Let's test it out on a similar example as the one in the source code:

import findspark
findspark.init()

from pyspark import SparkContext
from pyspark import SQLContext

sc = SparkContext()
spark = SQLContext(sc)

from CustomCrossValidatorDict import CustomCrossValidator

from pyspark.ml.classification import LogisticRegression
from pyspark.ml.evaluation import BinaryClassificationEvaluator
from pyspark.ml.linalg import Vectors
from pyspark.ml.tuning import ParamGridBuilder

d = {}
d['df1'] = spark.createDataFrame(
     [(Vectors.dense([0.0]), 0.0, 'train'),
     (Vectors.dense([0.4]), 1.0, 'train'),
     (Vectors.dense([0.5]), 0.0, 'train'),
     (Vectors.dense([0.6]), 1.0, 'train'),
     (Vectors.dense([1.0]), 1.0, 'train'),
     (Vectors.dense([0.0]), 0.0, 'test'),
     (Vectors.dense([0.4]), 1.0, 'test'),
     (Vectors.dense([0.5]), 0.0, 'test'),
     (Vectors.dense([0.6]), 1.0, 'test'),
     (Vectors.dense([1.0]), 1.0, 'test')] * 10,
     ["features", "label", 'cv'])
d['df2'] = spark.createDataFrame(
     [(Vectors.dense([0.0]), 0.0, 'train'),
     (Vectors.dense([0.4]), 1.0, 'train'),
     (Vectors.dense([0.5]), 0.0, 'train'),
     (Vectors.dense([0.6]), 1.0, 'train'),
     (Vectors.dense([1.0]), 1.0, 'train'),
     (Vectors.dense([0.0]), 0.0, 'test'),
     (Vectors.dense([0.4]), 1.0, 'test'),
     (Vectors.dense([0.5]), 0.0, 'test'),
     (Vectors.dense([0.6]), 1.0, 'test'),
     (Vectors.dense([1.0]), 1.0, 'test')] * 10,
     ["features", "label", 'cv'])
lr = LogisticRegression()
grid = ParamGridBuilder().addGrid(lr.maxIter, [0, 1, 5]).build()
evaluator = BinaryClassificationEvaluator()

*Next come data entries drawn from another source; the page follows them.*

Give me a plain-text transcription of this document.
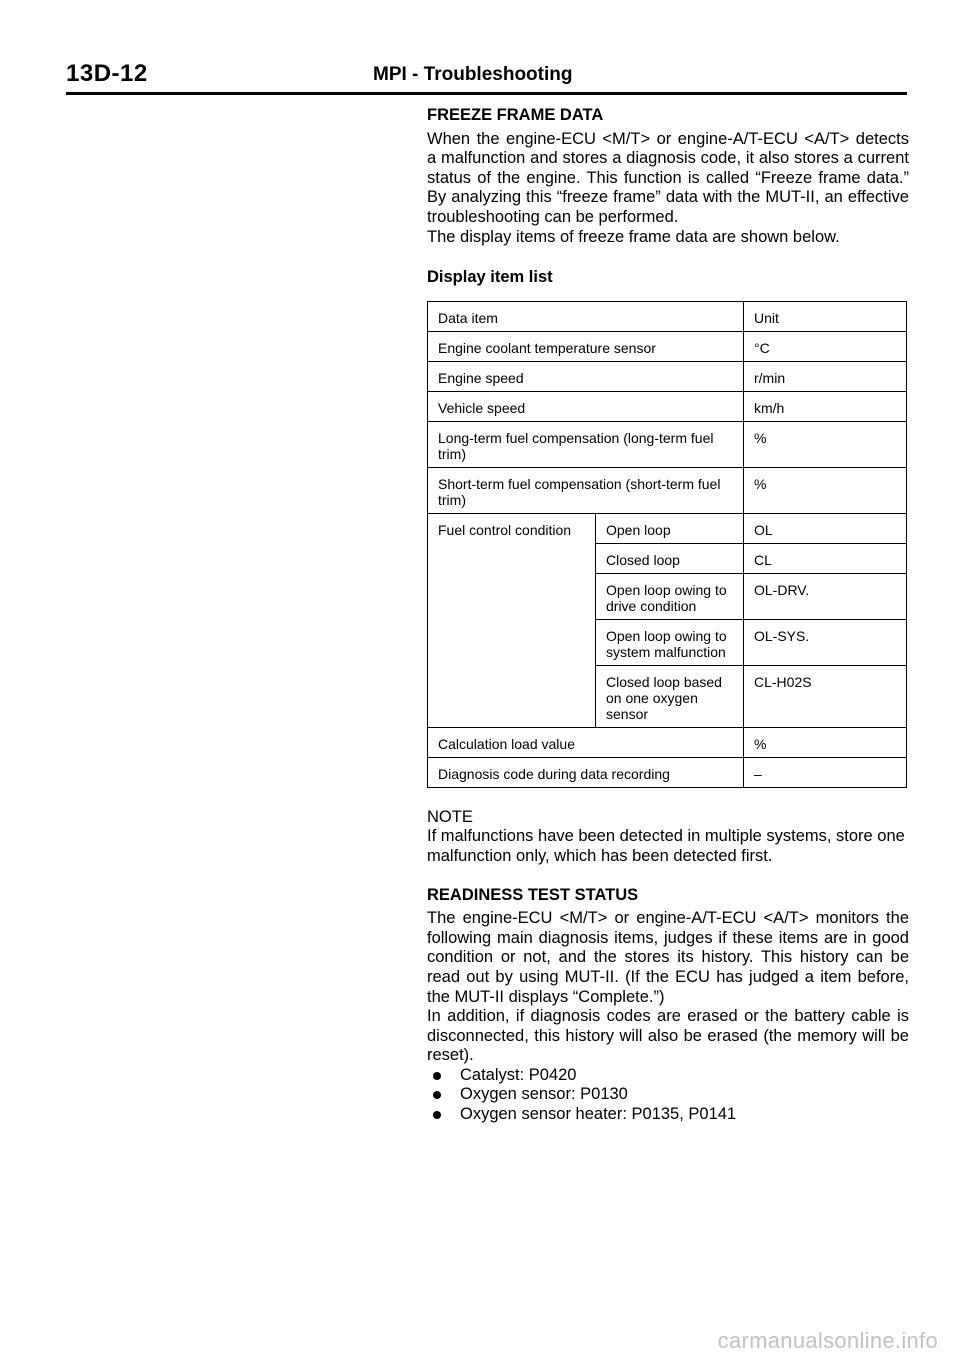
13D-12	MPI - Troubleshooting
FREEZE FRAME DATA

When the engine-ECU <M/T> or engine-A/T-ECU <A/T> detects a malfunction and stores a diagnosis code, it also stores a current status of the engine. This function is called “Freeze frame data.” By analyzing this “freeze frame” data with the MUT-II, an effective troubleshooting can be performed.

The display items of freeze frame data are shown below.

Display item list
Data item		Unit
Engine coolant temperature sensor		°C
Engine speed		r/min
Vehicle speed		km/h
Long-term fuel compensation (long-term fuel trim)		%
Short-term fuel compensation (short-term fuel trim)		%
Fuel control condition	Open loop	OL
	Closed loop	CL
	Open loop owing to drive condition	OL-DRV.
	Open loop owing to system malfunction	OL-SYS.
	Closed loop based on one oxygen sensor	CL-H02S
Calculation load value		%
Diagnosis code during data recording		–
NOTE

If malfunctions have been detected in multiple systems, store one malfunction only, which has been detected first.

READINESS TEST STATUS

The engine-ECU <M/T> or engine-A/T-ECU <A/T> monitors the following main diagnosis items, judges if these items are in good condition or not, and the stores its history. This history can be read out by using MUT-II. (If the ECU has judged a item before, the MUT-II displays “Complete.”)

In addition, if diagnosis codes are erased or the battery cable is disconnected, this history will also be erased (the memory will be reset).

Catalyst: P0420
Oxygen sensor: P0130
Oxygen sensor heater: P0135, P0141
carmanualsonline.info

cv = CustomCrossValidator(estimator=lr, estimatorParamMaps=grid, evaluator=evaluator,
     splitWord = ('train', 'test'), cvCol = 'cv', parallelism=4)

cv.extractParamMap()

{Param(parent='CustomCrossValidator_4acca941d35632cf8f28', name='parallelism', doc='the number of threads to use when running parallel algorithms (>= 1).'): 4,
Param(parent='CustomCrossValidator_4acca941d35632cf8f28', name='seed', doc='random seed.'): 7665653429569288359,
Param(parent='CustomCrossValidator_4acca941d35632cf8f28', name='estimator', doc='estimator to be cross-validated'): LogisticRegression_487fb6aaeb91e051211c,
Param(parent='CustomCrossValidator_4acca941d35632cf8f28', name='estimatorParamMaps', doc='estimator param maps'): [{Param(parent='LogisticRegression_487fb6aaeb91e051211c', name='maxIter', doc='max number of iterations (>= 0).'): 0},
{Param(parent='LogisticRegression_487fb6aaeb91e051211c', name='maxIter', doc='max number of iterations (>= 0).'): 1},
{Param(parent='LogisticRegression_487fb6aaeb91e051211c', name='maxIter', doc='max number of iterations (>= 0).'): 5}],
Param(parent='CustomCrossValidator_4acca941d35632cf8f28', name='evaluator', doc='evaluator used to select hyper-parameters that maximize the validator metric'): BinaryClassificationEvaluator_44cc9ebbba7a7a85e22e,
Param(parent='CustomCrossValidator_4acca941d35632cf8f28', name='splitWord', doc="Tuple to split train and test set e.g. ('train', 'test')"): ['train',
'test'],
Param(parent='CustomCrossValidator_4acca941d35632cf8f28', name='cvCol', doc='Column name to filter train and test list'): 'cv'}

cvModel = cv.fit(d)

fold 0
fold 1
{Param(parent='LogisticRegression_487fb6aaeb91e051211c', name='maxIter', doc='max number of iterations (>= 0).'): 0} Detailed Score [0.5, 0.5] Avg Score 0.5
{Param(parent='LogisticRegression_487fb6aaeb91e051211c', name='maxIter', doc='max number of iterations (>= 0).'): 1} Detailed Score [0.8333333333333333, 0.8333333333333333] Avg Score 0.8333333333333333
{Param(parent='LogisticRegression_487fb6aaeb91e051211c', name='maxIter', doc='max number of iterations (>= 0).'): 5} Detailed Score [0.8333333333333333, 0.8333333333333333] Avg Score 0.8333333333333333
Best Model:  {Param(parent='LogisticRegression_487fb6aaeb91e051211c', name='maxIter', doc='max number of iterations (>= 0).'): 1} Detailed Score [0.8333333333333333, 0.8333333333333333] Avg Score 0.8333333333333333`

Concluding Thoughts

Hope this post has been useful! The custom cross-validation class is really quite handy. It can be used for time series problems as well as times when you want to test a model's performance over different geographical areas or customer segments. Took some time to work through the PySpark source code but my understanding of it has definitely improved after this episode.